Pio Marmaï veut « péter la gueule » d’Emmanuel Macron : la réaction sans appel de Christophe Castaner

Lors d’une conférence de presse ce samedi 10 juillet, Pio Marmaï indiquait qu’il aimerait « bien aller chez lui en passant par les chiottes et par les tuyaux et lui péter la gueule ». Des propos que Christophe Castaner ne tolère pas.

Pio Marmaï

Christophe Castaner

C’est la polémique qui secoue le festival de Cannes depuis ce samedi 10 juillet. Lors d’une conférence de presse organisée pour La Fracture, film de Catherine Corsini sur le mouvement des Gilets jaunes, Pio Marmaï a indiqué au sujet d’Emmanuel Macron qu’il aimerait « bien aller chez lui en passant par les chiottes et par les tuyaux et lui péter la gueule ». Ces propos ont soulevé la colère de nombreux internautes, révoltés de voir le comédien s’en prendre ainsi au Président alors même que le monde de la Culture a toujours été soutenu en pleine crise sanitaire : « T’as quand même oublié que ta profession a été tenue à bout de bras dans la crise, par la décision politique. Bête, méchant, ingrat », « Qui se souvient de l’époque où nous avions de vrais comédiens ? Qui se souvient de cette époque où Cannes faisait rêver ? Nous glissons inéluctablement vers la médiocrité et le vulgaire », lisait-on. Si certains ont pris sa défense sur les réseaux sociaux, ce n’est pas le cas de l’ex-ministre de l’Intérieur Christophe Castaner.
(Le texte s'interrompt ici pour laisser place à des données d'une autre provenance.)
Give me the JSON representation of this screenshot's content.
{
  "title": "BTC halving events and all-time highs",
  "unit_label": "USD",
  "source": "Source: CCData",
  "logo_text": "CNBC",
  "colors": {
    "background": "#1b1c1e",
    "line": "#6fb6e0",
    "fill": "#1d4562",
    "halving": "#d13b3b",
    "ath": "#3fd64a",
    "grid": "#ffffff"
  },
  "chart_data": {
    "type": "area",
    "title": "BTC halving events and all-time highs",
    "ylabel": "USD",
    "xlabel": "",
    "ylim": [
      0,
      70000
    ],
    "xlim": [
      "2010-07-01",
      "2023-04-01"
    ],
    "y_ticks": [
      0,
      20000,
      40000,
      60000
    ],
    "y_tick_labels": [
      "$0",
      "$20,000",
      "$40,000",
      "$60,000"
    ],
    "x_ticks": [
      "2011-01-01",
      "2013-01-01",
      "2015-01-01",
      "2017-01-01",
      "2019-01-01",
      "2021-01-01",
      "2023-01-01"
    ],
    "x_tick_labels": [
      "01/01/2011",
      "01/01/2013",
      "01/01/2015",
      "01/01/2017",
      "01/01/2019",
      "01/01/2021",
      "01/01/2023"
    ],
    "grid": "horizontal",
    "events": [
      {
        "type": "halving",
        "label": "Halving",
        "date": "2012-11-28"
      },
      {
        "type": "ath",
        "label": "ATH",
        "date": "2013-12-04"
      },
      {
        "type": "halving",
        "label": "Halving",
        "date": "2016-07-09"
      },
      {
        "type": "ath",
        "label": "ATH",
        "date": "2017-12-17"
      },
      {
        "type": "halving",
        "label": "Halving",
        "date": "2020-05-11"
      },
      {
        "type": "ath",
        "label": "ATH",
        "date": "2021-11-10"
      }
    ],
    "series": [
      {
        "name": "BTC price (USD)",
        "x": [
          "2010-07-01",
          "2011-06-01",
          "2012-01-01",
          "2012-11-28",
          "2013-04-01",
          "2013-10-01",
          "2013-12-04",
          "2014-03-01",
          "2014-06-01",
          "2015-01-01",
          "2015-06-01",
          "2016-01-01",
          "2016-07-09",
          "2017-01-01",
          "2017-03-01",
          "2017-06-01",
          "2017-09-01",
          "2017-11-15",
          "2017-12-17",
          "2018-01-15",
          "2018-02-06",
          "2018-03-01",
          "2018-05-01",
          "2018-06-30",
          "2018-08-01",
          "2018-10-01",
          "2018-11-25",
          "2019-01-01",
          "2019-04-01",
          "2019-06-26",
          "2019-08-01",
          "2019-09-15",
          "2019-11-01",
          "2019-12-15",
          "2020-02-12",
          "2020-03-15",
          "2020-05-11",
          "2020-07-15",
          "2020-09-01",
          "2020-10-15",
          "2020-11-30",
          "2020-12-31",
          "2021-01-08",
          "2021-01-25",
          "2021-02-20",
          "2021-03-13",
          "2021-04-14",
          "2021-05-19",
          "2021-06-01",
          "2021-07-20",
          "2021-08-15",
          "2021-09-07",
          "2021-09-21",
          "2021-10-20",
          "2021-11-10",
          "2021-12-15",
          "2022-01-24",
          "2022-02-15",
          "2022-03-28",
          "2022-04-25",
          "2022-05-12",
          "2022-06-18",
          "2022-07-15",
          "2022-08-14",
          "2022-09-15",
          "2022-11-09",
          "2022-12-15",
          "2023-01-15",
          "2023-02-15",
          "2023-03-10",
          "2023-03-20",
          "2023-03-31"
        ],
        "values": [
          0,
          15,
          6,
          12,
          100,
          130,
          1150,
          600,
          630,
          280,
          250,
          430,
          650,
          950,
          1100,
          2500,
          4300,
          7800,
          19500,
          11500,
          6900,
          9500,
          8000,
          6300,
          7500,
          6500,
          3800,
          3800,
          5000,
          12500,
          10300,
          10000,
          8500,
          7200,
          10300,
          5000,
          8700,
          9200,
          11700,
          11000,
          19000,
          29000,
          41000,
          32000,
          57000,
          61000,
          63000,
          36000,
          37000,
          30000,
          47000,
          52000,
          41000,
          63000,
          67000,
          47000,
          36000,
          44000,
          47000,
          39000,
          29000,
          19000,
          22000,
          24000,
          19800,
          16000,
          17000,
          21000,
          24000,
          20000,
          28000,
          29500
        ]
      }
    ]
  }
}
« La palme du propos le plus vulgaire »

L’ancien ministre de l’Intérieur d’Emmanuel Macron s’est saisi de son compte Twitter pour exprimer sa colère concernant les propos tenus par Pio Marmaï au sujet du président de la République : « L’appel à la violence n’a sa place nulle part et votre statut d’artiste ne le rend ni plus intelligent, ni plus acceptable. C’est même l’inverse : vous remportez la palme du propos le plus vulgaire ».

C’est pourquoi des internautes ont précisé un détail important : la phrase prononcée par Pio Marmaï est tirée d’une réponse de trois minutes, dans laquelle l’acteur évoquait seulement son rôle dans le film La Fracture et non sa position personnelle. C’est ainsi qu’on apprend qu’en réalité, Pio Marmaï n’agirait pas de la sorte s’il se retrouvait devant le chef de l’Etat : « Je lui dirais : “Mon pote, merde, qu’est-ce qu’il se passe ?” » Une contextualisation qui devrait calmer les ardeurs des plus remontés.

L’appel à la violence n’a sa place nulle part, et votre statut « d’artiste » ne le rend ni plus intelligent ni plus acceptable.